I was in the 'cellar', reassembling the hose from my fuel tank, when I heard a familiar voice calling my name. It was Nancy, asking if I was interested in coming over to her and Paul's for a jam session. I had been neglecting my smallpipes for quite some time now, so I jumped at the opportunity.
As the car came to a stop in the driveway, I realized the actual reason of my visit, as we were greeted by one who was to become the third member of our crew.
Having arrived in Lunenburg 2 months ago, Nancy and Paul were doing her a favour by giving her a roof over her head, but everyone knew it was time for her to move on. Never having sailed before, a few things were going through my mind. With no experience on a boat, you cannot know issues regarding seasickness, or their ability to deal with rough weather or other precarious situations. Everyone must start somewhere though, and I decided to go out on a bit of a limb and give her this chance to prove her capabilities.
Her curiosity about every last inch of the boat kept me up all night, she had to know every little detail. What's in there? What does this do? Is it always this cold? Can I have that blanket? Where's my bunk?
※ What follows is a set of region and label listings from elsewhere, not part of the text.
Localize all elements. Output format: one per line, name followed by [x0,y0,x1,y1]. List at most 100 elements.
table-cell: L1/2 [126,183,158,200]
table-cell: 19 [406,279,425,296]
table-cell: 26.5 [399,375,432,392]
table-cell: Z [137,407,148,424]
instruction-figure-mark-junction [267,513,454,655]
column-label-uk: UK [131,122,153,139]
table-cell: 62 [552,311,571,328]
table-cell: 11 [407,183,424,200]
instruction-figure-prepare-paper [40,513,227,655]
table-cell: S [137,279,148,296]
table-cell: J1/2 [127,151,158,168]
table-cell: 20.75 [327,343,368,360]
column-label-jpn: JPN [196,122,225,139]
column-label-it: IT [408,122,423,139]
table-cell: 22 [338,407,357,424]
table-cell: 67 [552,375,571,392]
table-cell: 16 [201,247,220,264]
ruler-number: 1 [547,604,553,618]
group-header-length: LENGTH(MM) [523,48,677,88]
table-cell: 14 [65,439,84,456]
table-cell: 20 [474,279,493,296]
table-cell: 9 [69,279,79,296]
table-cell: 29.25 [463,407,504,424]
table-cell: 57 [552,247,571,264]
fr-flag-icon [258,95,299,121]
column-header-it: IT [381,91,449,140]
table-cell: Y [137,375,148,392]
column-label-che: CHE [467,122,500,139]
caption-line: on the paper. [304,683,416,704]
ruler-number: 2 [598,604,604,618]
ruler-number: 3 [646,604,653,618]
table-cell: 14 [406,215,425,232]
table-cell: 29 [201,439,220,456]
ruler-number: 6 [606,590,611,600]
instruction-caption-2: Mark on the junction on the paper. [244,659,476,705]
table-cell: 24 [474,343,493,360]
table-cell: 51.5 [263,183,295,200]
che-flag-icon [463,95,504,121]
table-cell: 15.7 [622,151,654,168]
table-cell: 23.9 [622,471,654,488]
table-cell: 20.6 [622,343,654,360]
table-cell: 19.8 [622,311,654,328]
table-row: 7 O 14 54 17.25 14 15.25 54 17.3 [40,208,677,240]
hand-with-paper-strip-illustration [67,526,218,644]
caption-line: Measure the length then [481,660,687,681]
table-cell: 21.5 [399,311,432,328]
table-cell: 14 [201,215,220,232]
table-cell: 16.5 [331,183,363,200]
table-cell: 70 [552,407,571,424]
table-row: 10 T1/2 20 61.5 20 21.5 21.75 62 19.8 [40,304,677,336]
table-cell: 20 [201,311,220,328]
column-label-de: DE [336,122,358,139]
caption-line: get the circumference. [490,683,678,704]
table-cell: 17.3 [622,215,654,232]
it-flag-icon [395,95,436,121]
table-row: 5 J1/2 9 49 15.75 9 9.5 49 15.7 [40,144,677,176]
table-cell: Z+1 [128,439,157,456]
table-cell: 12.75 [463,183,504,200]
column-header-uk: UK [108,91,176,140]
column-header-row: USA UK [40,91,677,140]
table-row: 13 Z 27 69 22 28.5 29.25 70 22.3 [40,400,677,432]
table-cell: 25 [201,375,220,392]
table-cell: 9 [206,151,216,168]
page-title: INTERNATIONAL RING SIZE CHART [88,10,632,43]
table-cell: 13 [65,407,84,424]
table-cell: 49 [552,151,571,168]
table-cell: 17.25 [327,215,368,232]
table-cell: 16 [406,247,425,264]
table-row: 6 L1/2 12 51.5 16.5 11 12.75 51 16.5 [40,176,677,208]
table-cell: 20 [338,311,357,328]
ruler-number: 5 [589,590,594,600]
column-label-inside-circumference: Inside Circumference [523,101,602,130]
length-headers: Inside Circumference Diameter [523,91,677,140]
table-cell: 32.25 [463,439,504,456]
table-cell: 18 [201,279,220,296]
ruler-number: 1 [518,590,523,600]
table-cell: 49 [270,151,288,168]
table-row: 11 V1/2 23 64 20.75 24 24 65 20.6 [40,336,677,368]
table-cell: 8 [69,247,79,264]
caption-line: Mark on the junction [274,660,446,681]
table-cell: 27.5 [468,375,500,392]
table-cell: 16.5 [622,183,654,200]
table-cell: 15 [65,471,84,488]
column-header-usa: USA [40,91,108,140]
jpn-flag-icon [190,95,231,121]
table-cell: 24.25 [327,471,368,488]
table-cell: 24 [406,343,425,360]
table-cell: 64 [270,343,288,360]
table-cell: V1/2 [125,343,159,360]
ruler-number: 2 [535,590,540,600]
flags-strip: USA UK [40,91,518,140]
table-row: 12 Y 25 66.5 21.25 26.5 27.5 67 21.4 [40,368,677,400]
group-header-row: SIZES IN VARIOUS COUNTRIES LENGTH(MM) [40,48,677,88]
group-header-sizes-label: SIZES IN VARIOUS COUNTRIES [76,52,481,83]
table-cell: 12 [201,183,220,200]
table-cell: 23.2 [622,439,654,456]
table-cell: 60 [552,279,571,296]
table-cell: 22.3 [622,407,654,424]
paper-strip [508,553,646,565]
She does tend to talk a lot, which I guess will be alright, as I myself am a woman of few words.
I know myself what I am looking for in a crew, and I've had many people approach me in recent days, having heard rumors of available bunks to Cuba through the grapevine. I have declined all offers thus far, because I know that certain 'feeling' that should be there, that instant rapport that cannot be explained, but can be easily recognized by its absence. Tom B. has got it, and so has my new recruit.